I just read the vort "The Problem of Instant Gratification" in your parsha newsletter (page 4). It reminded me of a nice true story of the same idea that I heard about 40 years ago in Israel.
A chossid was once lying in bed on a freezing morning in Russia. He was craving a cigarette but he didn't want to get out of his warm bed into the freezing air of his ramshackle room.
He couldn't decide which to choose, having a cigarette or staying in his warm bed. He struggled to decide for a long time. Finally he decided to stay in bed. But by then he was so disgusted at his enslavement to his desires, that he decided to rebel and do the opposite of what he had chosen.
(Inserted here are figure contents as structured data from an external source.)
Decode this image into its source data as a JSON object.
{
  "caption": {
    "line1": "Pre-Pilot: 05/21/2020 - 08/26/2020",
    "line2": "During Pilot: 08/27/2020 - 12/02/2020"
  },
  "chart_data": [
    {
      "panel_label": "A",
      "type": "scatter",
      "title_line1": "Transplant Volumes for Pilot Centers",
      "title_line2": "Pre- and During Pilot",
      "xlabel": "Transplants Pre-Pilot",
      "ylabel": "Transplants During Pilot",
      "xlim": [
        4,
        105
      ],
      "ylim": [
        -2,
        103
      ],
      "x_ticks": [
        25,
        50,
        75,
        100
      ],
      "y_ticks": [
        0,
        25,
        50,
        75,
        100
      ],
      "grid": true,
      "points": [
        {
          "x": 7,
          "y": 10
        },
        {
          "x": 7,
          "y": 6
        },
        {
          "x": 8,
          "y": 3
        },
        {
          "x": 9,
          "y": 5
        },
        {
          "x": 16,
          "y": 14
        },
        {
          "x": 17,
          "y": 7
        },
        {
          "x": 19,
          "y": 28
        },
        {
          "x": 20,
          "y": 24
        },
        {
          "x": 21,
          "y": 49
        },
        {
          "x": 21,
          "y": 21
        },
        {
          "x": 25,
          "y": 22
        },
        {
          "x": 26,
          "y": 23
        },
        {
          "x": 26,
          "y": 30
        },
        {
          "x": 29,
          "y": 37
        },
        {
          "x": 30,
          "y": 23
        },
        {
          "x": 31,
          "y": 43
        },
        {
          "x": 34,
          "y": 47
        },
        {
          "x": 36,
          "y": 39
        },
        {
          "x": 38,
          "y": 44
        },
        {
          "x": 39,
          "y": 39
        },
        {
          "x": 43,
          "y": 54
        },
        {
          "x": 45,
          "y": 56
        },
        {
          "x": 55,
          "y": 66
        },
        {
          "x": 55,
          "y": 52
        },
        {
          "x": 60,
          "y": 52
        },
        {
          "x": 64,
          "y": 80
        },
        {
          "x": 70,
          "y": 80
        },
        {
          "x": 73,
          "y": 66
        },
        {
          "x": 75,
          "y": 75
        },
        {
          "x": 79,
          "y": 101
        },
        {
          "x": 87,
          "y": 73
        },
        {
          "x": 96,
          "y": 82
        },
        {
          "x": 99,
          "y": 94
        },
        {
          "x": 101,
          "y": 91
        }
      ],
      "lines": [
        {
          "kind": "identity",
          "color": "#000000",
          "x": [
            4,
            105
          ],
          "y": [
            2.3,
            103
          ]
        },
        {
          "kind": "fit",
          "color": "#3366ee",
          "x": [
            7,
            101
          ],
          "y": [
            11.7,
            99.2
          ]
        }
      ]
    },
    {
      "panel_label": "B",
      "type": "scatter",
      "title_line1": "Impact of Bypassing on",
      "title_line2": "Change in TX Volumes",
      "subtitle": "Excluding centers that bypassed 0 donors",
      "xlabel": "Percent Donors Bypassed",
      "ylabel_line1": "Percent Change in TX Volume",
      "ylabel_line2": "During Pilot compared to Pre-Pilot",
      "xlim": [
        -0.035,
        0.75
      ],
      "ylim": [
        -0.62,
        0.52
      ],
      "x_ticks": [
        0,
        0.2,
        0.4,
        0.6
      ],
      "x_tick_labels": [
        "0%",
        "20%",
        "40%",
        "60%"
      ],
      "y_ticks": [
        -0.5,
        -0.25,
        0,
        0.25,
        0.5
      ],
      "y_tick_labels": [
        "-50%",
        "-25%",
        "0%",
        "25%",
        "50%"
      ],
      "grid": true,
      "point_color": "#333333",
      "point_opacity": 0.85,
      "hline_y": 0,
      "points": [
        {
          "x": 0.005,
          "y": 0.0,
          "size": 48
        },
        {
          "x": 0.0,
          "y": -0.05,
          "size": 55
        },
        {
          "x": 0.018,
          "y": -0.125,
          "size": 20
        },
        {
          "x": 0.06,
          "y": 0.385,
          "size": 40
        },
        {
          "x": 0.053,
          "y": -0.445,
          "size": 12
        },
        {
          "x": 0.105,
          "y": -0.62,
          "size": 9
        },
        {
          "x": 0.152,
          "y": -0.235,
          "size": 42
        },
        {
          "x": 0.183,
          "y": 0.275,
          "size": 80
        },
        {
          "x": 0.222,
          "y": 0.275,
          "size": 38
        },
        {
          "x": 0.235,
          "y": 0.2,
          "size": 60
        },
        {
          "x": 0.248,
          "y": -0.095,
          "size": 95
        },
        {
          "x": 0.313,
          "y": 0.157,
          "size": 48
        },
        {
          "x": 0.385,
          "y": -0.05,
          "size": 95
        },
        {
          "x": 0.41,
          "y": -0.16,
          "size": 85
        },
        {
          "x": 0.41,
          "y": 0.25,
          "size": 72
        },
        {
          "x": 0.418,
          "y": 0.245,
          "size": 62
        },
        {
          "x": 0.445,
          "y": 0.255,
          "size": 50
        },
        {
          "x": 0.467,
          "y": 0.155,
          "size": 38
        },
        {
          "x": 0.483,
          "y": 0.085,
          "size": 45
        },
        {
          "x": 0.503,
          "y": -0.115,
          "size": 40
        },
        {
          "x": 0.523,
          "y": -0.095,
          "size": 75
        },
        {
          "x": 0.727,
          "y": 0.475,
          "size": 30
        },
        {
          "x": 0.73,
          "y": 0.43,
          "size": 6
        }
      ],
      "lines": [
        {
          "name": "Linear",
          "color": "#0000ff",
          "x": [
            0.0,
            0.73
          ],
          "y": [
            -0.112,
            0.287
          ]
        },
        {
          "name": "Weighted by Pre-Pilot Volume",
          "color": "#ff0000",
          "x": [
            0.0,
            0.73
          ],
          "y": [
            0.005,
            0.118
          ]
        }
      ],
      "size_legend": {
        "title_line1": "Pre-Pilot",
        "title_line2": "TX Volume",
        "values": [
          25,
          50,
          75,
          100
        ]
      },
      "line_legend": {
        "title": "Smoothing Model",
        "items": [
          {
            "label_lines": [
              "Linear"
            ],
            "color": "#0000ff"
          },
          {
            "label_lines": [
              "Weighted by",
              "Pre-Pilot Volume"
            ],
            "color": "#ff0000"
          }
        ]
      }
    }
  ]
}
But he was still troubled - maybe doing the opposite of his preferred choice by going into the freezing air of his room for a cigarette was just a trick of his yetzeh horah that really wanted him to have the cigarette while feeling righteous about it because he was only doing it in order to give up his first choice of staying in his warm bed.
Oy! What to do, to break away from his yetzeh horah?
Finally, he got up to have the cigarette, picked it up from his dresser and put it to his mouth. Then he put it down and refused to smoke it. He had given up the cigarette AND his warm bed.
That'll teach the yetzeh hora!
The more we train ourselves not to give in to our every whim, the easier it will be for us to overcome the bigger tests.